CF₄ is considered to be a significant global-warming compound and has a fairly long atmospheric lifetime, which exacerbates climate change. Adsorption is considered a promising technology for capturing CF₄ and appropriate adsorbent is one of key factors for successful development of adsorption method. In this study, CF₄ adsorption using microporous carbon materials was investigated from both equilibrium and kinetic perspectives. Petroleum coke (PC) was utilized for developing CF₄ adsorbents by carbonization and KOH-activation processes. The carbonization temperature and KOH/PC mass ratio were varied from 300 to 600 °C and from 1 to 3, respectively. Varying the carbonization temperature and KOH/PC mass ratio had a dramatic effect on the textual properties of the prepared samples. CF₄ adsorption was well fitted by the Langmuir isotherm model, and the CF₄ uptake was remarkably dominated by the surface area and pore volume of narrow micropores below 0.8 nm in diameter.
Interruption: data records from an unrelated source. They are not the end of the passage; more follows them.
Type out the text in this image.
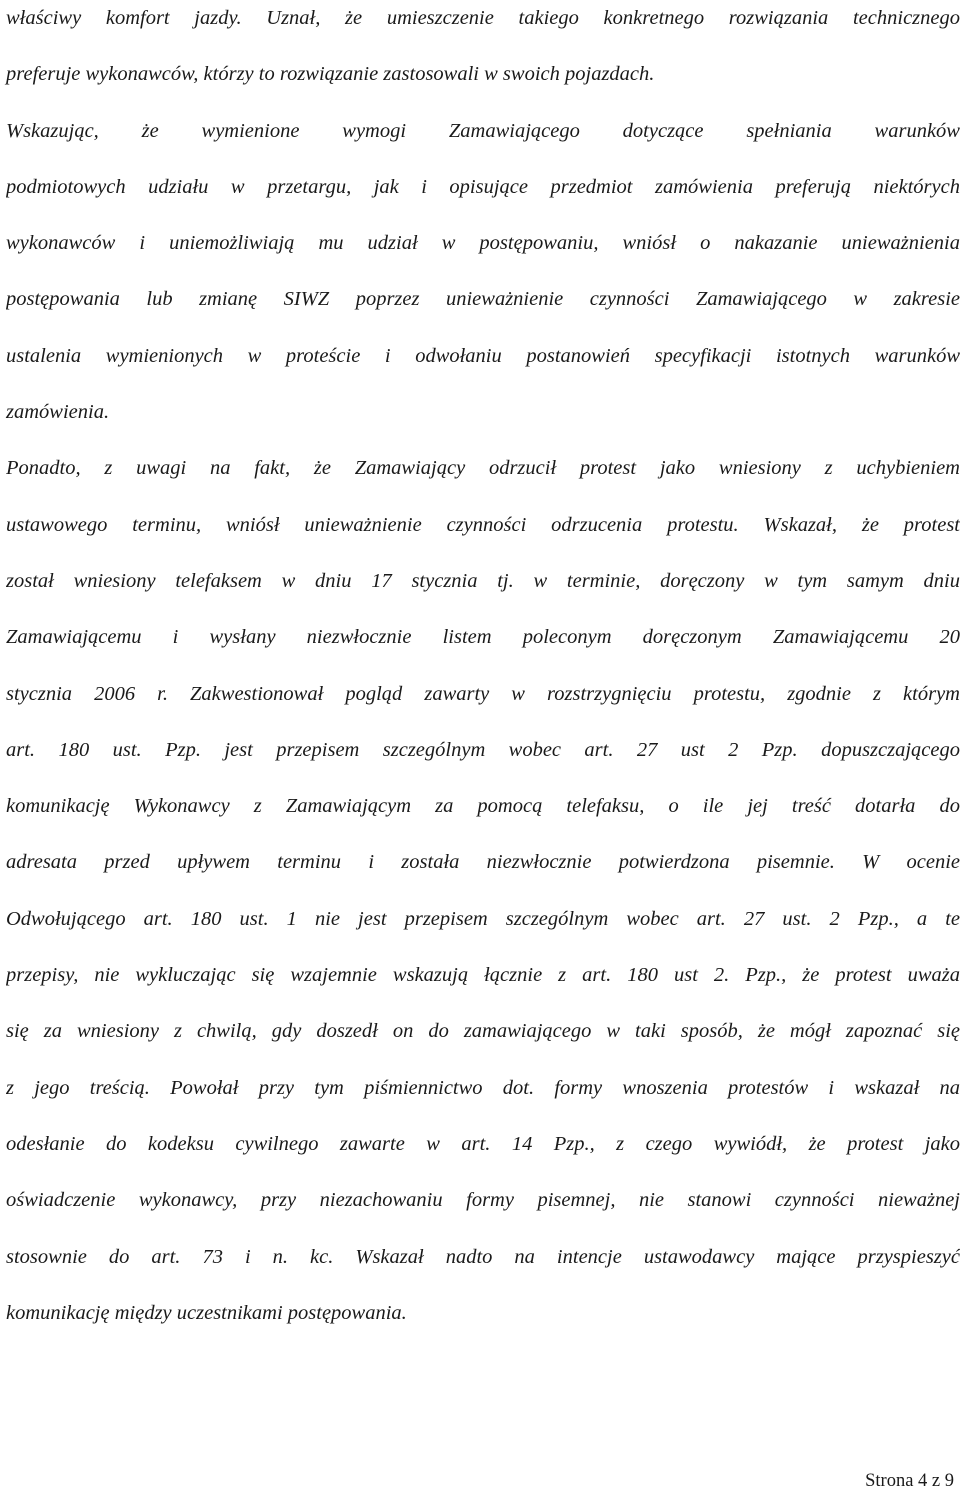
właściwy komfort jazdy. Uznał, że umieszczenie takiego konkretnego rozwiązania technicznego
preferuje wykonawców, którzy to rozwiązanie zastosowali w swoich pojazdach.
Wskazując, że wymienione wymogi Zamawiającego dotyczące spełniania warunków
podmiotowych udziału w przetargu, jak i opisujące przedmiot zamówienia preferują niektórych
wykonawców i uniemożliwiają mu udział w postępowaniu, wniósł o nakazanie unieważnienia
postępowania lub zmianę SIWZ poprzez unieważnienie czynności Zamawiającego w zakresie
ustalenia wymienionych w proteście i odwołaniu postanowień specyfikacji istotnych warunków
zamówienia.
Ponadto, z uwagi na fakt, że Zamawiający odrzucił protest jako wniesiony z uchybieniem
ustawowego terminu, wniósł unieważnienie czynności odrzucenia protestu. Wskazał, że protest
został wniesiony telefaksem w dniu 17 stycznia tj. w terminie, doręczony w tym samym dniu
Zamawiającemu i wysłany niezwłocznie listem poleconym doręczonym Zamawiającemu 20
stycznia 2006 r. Zakwestionował pogląd zawarty w rozstrzygnięciu protestu, zgodnie z którym
art. 180 ust. Pzp. jest przepisem szczególnym wobec art. 27 ust 2 Pzp. dopuszczającego
komunikację Wykonawcy z Zamawiającym za pomocą telefaksu, o ile jej treść dotarła do
adresata przed upływem terminu i została niezwłocznie potwierdzona pisemnie. W ocenie
Odwołującego art. 180 ust. 1 nie jest przepisem szczególnym wobec art. 27 ust. 2 Pzp., a te
przepisy, nie wykluczając się wzajemnie wskazują łącznie z art. 180 ust 2. Pzp., że protest uważa
się za wniesiony z chwilą, gdy doszedł on do zamawiającego w taki sposób, że mógł zapoznać się
z jego treścią. Powołał przy tym piśmiennictwo dot. formy wnoszenia protestów i wskazał na
odesłanie do kodeksu cywilnego zawarte w art. 14 Pzp., z czego wywiódł, że protest jako
oświadczenie wykonawcy, przy niezachowaniu formy pisemnej, nie stanowi czynności nieważnej
stosownie do art. 73 i n. kc. Wskazał nadto na intencje ustawodawcy mające przyspieszyć
komunikację między uczestnikami postępowania.
Strona 4 z 9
The experimental CF₄ adsorption data were well described by the pseudo-second-order kinetic model, compared with the Elovich and intra-particle-diffusion models, and CF₄ adsorption appeared to be mainly controlled by physisorption. The PC450-K2 adsorbent, prepared using a carbonization temperature of 450 °C and a KOH/PC mass ratio of 2, exhibited the highest CF₄ adsorption uptake of 2.79 mol kg⁻¹ at 25 °C and 1 atm, in addition to good CF₄/N₂ selectivity at relatively low CF₄ pressures, excellent recyclability, easy regeneration, and rapid adsorption-desorption kinetics.